This was a tricky problem to solve, but I was able to get it working with this command:
curl -X POST --data '{"proxyUser": "hadoop","file": "s3://MYBUCKETLOCATION/recurring_job_automation/sample-pyspark-app/hello.py", "jars": ["s3://MYBUCKETLOCATION/recurring_job_automation/sample-pyspark-app/NQjc.jar"], "pyFiles": ["s3://MYBUCKETLOCATION/recurring_job_automation/sample-pyspark-app/application.zip"], "archives": ["s3://MYBUCKETLOCATION/recurring_job_automation/sample-pyspark-app/venv.zip#venv"], "driverMemory": "10g", "executorMemory": "10g", "name": "Name of Import Job here", "conf":{
"spark.yarn.appMasterEnv.SPARK_HOME": "/usr/lib/spark",
"spark.yarn.appMasterEnv.PYSPARK_PYTHON": "./venv/bin/python",
"livy.spark.yarn.appMasterEnv.PYSPARK_PYTHON": "./venv/bin/python",
"spark.yarn.executorEnv.PYSPARK_PYTHON": "./venv/bin/python",
"spark.pyspark.virtualenv.enabled": "true",
"spark.pyspark.virtualenv.type": "native",
"spark.pyspark.virtualenv.requirements":"requirements.pip",
"spark.pyspark.virtualenv.bin.path": "virtualenv",
"spark.master": "yarn",
"spark.submit.deployMode": "cluster"}}' -H "Content-Type: application/json" http://MY-PATH--TO-MY--EMRCLUSTER:8998/batches
after running this script on the EMR cluster's master node to setup my dependencies after I cloned the repository containing the application files:
set -e
set -x
export HADOOP_CONF_DIR="/etc/hadoop/conf"

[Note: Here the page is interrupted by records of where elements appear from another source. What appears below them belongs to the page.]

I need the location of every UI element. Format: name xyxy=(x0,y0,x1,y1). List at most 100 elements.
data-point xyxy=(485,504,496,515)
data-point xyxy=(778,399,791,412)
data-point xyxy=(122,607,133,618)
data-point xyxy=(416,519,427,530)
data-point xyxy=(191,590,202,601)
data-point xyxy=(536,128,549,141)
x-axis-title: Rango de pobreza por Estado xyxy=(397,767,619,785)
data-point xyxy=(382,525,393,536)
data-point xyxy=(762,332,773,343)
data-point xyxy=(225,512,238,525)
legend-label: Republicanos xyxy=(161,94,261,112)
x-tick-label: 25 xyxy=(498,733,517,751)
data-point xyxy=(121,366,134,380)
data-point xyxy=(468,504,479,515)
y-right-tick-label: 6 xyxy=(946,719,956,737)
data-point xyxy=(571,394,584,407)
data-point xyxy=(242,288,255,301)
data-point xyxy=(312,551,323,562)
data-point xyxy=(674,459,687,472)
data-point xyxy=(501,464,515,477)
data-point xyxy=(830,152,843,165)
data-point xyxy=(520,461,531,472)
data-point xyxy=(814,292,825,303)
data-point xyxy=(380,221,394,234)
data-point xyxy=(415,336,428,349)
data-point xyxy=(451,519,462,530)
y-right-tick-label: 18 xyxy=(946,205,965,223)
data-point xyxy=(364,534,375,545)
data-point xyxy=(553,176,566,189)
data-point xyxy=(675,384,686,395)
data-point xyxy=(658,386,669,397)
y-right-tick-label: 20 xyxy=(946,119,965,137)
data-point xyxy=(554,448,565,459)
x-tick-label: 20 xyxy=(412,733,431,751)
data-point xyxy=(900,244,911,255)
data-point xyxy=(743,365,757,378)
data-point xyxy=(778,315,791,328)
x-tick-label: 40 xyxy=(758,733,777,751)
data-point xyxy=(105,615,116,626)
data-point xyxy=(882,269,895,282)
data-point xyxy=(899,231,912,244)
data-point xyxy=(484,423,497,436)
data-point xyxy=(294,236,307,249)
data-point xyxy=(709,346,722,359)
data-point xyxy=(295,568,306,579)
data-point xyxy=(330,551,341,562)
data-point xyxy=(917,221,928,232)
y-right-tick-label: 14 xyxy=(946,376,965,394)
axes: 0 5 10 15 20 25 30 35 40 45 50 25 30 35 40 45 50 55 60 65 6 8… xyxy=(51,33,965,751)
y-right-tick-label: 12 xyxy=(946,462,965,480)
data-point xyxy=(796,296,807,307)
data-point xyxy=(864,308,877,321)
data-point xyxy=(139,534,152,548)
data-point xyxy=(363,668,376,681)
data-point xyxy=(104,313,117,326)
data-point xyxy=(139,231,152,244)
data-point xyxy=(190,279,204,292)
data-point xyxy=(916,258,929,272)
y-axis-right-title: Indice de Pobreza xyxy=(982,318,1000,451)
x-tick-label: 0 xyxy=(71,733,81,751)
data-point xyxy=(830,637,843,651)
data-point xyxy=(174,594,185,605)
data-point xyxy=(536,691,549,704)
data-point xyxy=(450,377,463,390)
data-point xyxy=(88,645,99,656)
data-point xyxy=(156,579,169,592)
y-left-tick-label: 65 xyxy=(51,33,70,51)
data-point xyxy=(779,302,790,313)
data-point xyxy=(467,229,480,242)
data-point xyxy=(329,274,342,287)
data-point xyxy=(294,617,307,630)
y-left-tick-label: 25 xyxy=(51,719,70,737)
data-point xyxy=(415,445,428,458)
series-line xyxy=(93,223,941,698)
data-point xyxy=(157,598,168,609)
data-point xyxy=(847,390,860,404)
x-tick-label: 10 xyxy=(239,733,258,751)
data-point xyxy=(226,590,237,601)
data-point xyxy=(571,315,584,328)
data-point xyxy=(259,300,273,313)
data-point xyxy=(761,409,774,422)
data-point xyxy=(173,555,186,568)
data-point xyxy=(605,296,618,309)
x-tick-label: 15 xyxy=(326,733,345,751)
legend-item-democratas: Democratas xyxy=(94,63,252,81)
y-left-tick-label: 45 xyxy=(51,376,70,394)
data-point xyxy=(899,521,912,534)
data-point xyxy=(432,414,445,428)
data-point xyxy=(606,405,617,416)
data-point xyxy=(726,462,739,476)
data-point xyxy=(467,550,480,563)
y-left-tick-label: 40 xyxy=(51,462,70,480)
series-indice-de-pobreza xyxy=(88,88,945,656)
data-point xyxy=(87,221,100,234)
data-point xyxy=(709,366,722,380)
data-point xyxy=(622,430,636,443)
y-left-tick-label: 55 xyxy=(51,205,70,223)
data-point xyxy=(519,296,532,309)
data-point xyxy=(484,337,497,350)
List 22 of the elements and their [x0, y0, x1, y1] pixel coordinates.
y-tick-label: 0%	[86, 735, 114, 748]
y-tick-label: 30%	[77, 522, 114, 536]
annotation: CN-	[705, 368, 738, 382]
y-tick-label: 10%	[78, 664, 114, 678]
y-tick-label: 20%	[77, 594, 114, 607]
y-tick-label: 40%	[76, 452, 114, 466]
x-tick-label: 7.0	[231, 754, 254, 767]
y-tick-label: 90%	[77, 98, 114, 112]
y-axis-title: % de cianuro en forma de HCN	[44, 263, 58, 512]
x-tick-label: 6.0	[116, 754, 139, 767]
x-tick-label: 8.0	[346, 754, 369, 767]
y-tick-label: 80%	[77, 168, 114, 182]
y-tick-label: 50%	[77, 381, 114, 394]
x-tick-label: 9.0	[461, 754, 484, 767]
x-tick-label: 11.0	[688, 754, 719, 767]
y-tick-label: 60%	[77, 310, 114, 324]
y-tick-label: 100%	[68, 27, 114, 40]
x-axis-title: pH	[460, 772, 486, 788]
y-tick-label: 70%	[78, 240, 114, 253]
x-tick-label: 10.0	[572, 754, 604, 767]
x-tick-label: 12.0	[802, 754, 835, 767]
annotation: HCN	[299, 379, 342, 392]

export PYTHON="/usr/bin/python3"
export SPARK_HOME="/usr/lib/spark"
export PATH="$SPARK_HOME/bin:$PATH"
# Set $PYTHON to the Python executable you want to create
# your virtual environment with. It could just be something
# like `python3`, if that's already on your $PATH, or it could
# be a /fully/qualified/path/to/python.
test -n "$PYTHON"
# Make sure $SPARK_HOME is on your $PATH so that `spark-submit`
# runs from the correct location.
test -n "$SPARK_HOME"
"$PYTHON" -m venv venv --copies
source venv/bin/activate
pip install -U pip
pip install -r requirements.pip
deactivate
# Here we package up an isolated environment that we'll ship to YARN.
# The awkward zip invocation for venv just creates nicer relative
# paths.
pushd venv/
zip -rq ../venv.zip *
popd
# Here it's important that application/ be zipped in this way so that
# Python knows how to load the module inside.
zip -rq application.zip application/
as per the instructions I provided here: Bundling Python3 packages for PySpark results in missing imports
If you run into any issues, it is helpful to check the Livy logs here:
/var/log/livy/livy-livy-server.out
as well as the logs that show up in the Hadoop Resource Manager UI that you can access from the link in the EMR console once you're tunneled into your EMR master node and have setup your web browser proxy.
One key aspect to this solution is that Livy is unable to upload files from the local master node when provided via the file, jars, pyFiles, or archives parameters due to the issue mentioned here: https://issues.apache.org/jira/browse/LIVY-222
So, I was able to work around that issue by referencing files that I uploaded to S3 by leveraging EMRFS. Also, with virtualenv (if you're using PySpark), it's really important to use the --copies parameter or you will end up with symlinks that can't be used from HDFS.
There are also issues with using virtualenv that have been reported here: https://issues.apache.org/jira/browse/SPARK-13587
that are associated with PySpark (which may not apply to you), so I needed to work around them by adding additional parameters. Some of them are also mentioned here: https://community.hortonworks.com/articles/104947/using-virtualenv-with-pyspark.html
Regardless, because of the issues with Livy having problems with uploading local files, until I worked around the issue by referencing the files from S3 via EMRFS, Livy would fail because it was unable to upload the files to the staging directory. Also, when I tried providing absolute paths in HDFS instead of using S3, because the HDFS resources were owned by the hadoop user, not the livy user, livy was unable to access them and copy them into the staging directory for the job execution. So, referencing the files from S3 via EMRFS was necessary.